In der Wilhelma leben aktuell noch die beiden Netzgiraffen Nyiri und Sala, die im April aus dem Kölner Zoo gekommen sind. Die Koordinationsstelle für das Europäische Erhaltungszuchtprogramm (EEP) der Zoos wird eine Empfehlung aussprechen, wann es sich anbietet, dass ein Bulle in zuchtfähigem Alter wieder nach Stuttgart kommt.

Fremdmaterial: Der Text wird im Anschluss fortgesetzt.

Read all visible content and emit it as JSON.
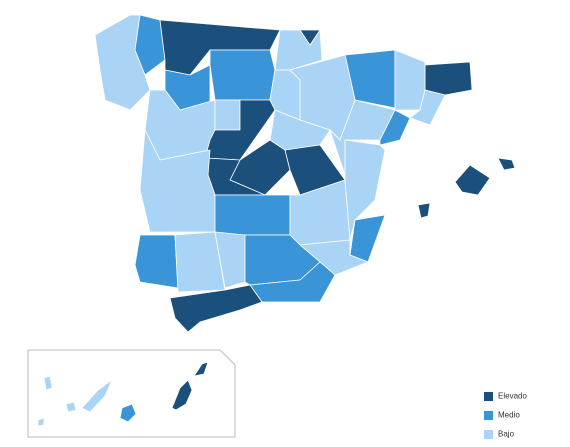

Seit 2016 zählt die Weltnaturschutzunion IUCN auch Giraffen zu den bedrohten Tierarten auf der Roten Liste. Deren Bestände sind in den vergangenen drei Jahrzehnten um rund 40 Prozent gesunken. Von der Netzgiraffe gibt es in ihrem Verbreitungsgebiet, dem Nordosten Kenias sowie den angrenzenden Teilen Süd-Somalias und möglicherweise dem Süden Äthiopiens, nur noch weniger als 4.700 Tiere.